RAT

Rat 1

« Se mord la queue » c’est le titre de cette installation express de Lancelac pour l’occasion d’une exposition furtive le 6 juillet 2014. L’œuvre était accompagnée (ou accompagnait) un texte reproduit ci-dessous. Le principe de l’expo (collective) consistait à présenter un jeu texte/image et à intervertir deux lettres:

ART
« Art, le seul mot que les carpes sachent prononcer » écrivait autrefois mon ami René Daumal dans La Grande Beuverie.
Art ! Et il n’y a pas que les carpes pour en avoir plein la bouche. Art est devenu l’étendart de ceux qui cherchent encore à changer le monde.
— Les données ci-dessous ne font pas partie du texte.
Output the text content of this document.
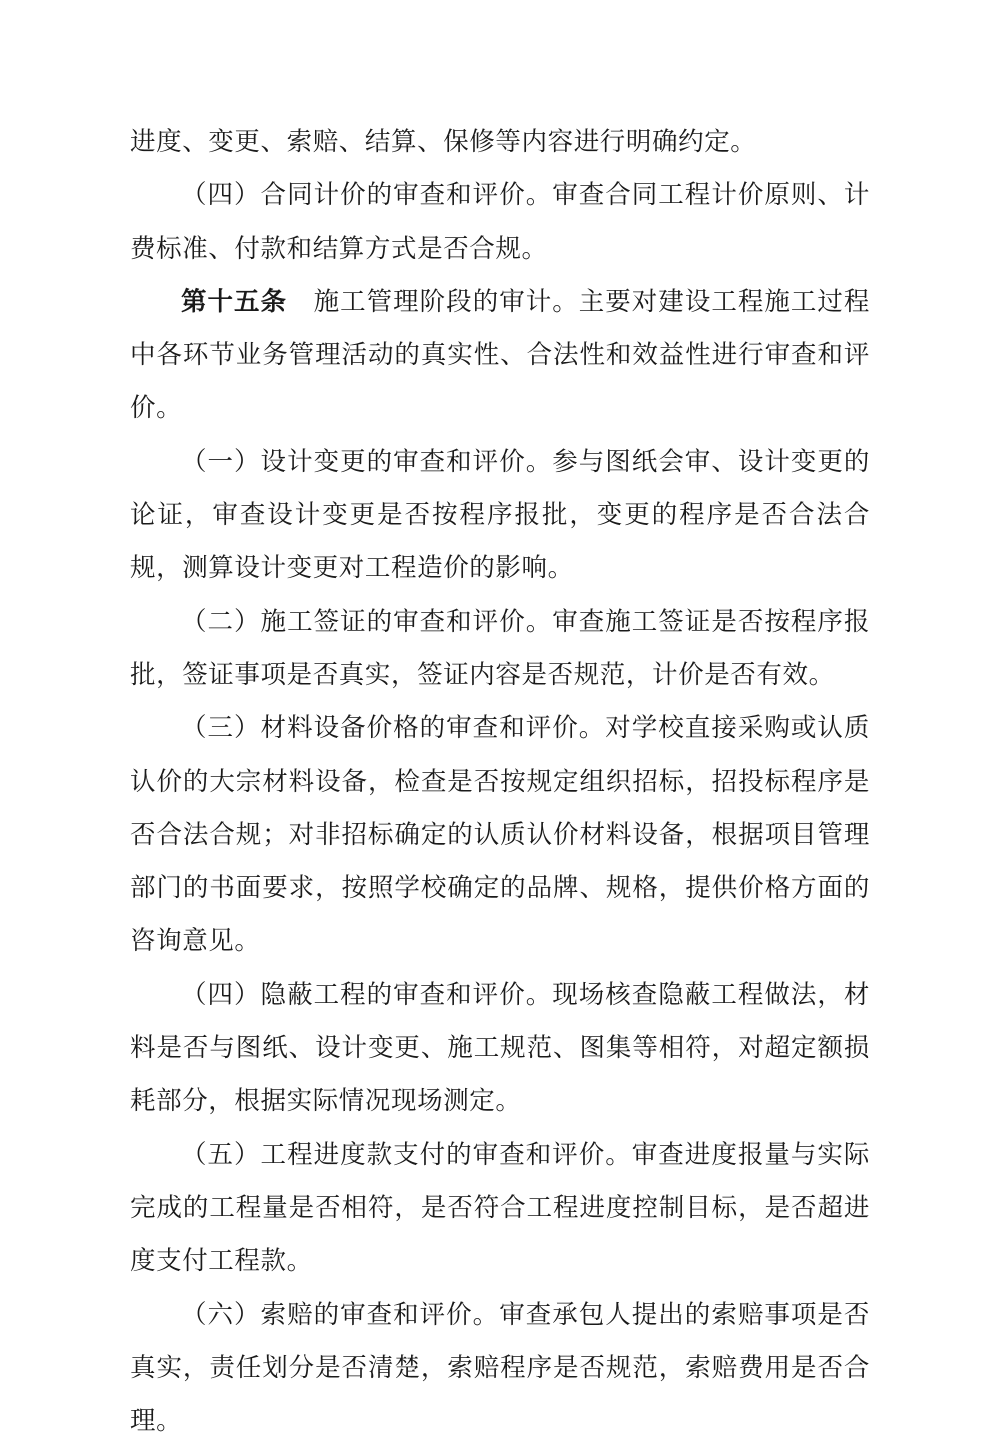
进度、变更、索赔、结算、保修等内容进行明确约定。

（四）合同计价的审查和评价。审查合同工程计价原则、计费标准、付款和结算方式是否合规。

第十五条　施工管理阶段的审计。主要对建设工程施工过程中各环节业务管理活动的真实性、合法性和效益性进行审查和评价。

（一）设计变更的审查和评价。参与图纸会审、设计变更的论证，审查设计变更是否按程序报批，变更的程序是否合法合规，测算设计变更对工程造价的影响。

（二）施工签证的审查和评价。审查施工签证是否按程序报批，签证事项是否真实，签证内容是否规范，计价是否有效。

（三）材料设备价格的审查和评价。对学校直接采购或认质认价的大宗材料设备，检查是否按规定组织招标，招投标程序是否合法合规；对非招标确定的认质认价材料设备，根据项目管理部门的书面要求，按照学校确定的品牌、规格，提供价格方面的咨询意见。

（四）隐蔽工程的审查和评价。现场核查隐蔽工程做法，材料是否与图纸、设计变更、施工规范、图集等相符，对超定额损耗部分，根据实际情况现场测定。

（五）工程进度款支付的审查和评价。审查进度报量与实际完成的工程量是否相符，是否符合工程进度控制目标，是否超进度支付工程款。

（六）索赔的审查和评价。审查承包人提出的索赔事项是否真实，责任划分是否清楚，索赔程序是否规范，索赔费用是否合理。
Pour certains, Art ressemble à une artme de guerre, mais leurs efforts dérisouarts concentrés le plus souvent dans les temples spécialisés de réseaux complaisants finissent en pétarts mouillés ou sont mis au rancart dans le placart des musées.
Le mot lui-même propose quelque-chose de désuet, un grincement phonétique légèrement traînart à la consonance agressive, « Arrrhhh ! » qui n’est pas sans évoquer le fond sonore caricaturé du temps de l’occupation prussienne. Une certaine pesanteur l’accompagne.
Vers la fin du XXe siècle l’appellation art contemporain se mit à occuper l’ensemble du territouart esthétique, imposant son label en signe de victouart et figeant d’un coup toute espérance de dépassement en avant comme en art-hier. Art, condamné à s’afficher sous l’éclairage blafart d’un jour sans début ni fin ne peut désormais que se régénérer perpétuellement, se nourrissant de sa propre substance inaltérable dans le même présent éternel propice au cafart, ne rassurant que les couarts, les snobinarts qui vivent dans la crainte de manquer d’art, de manquer le tortillart de l’époque, jetant l’anathème sur ceux qu’ils jugent forcément en retart et condamnant les « ringarts » au désespouart de l’anachronisme, ce désert des Tartarts.
Malgré ça, beaucoup s’affichent en spécialistes ou en connaisseurs de l’art, ce qui leur offre la possibilité d’un statut relatif auprès des gens simples. On peut voir leur front s’orner d’une aura art-ificielle qui ne parvient pourtant pas à éclairer les ténèbres.

Dans la mart aux canarts, barbottant parmi les nénupharts (en art on dit les nymphéas), il semble bien qu’il soit désormais trop tart pour y crouart.
Journal de Lucien Lancelac 1869/2013 T VI (extraits).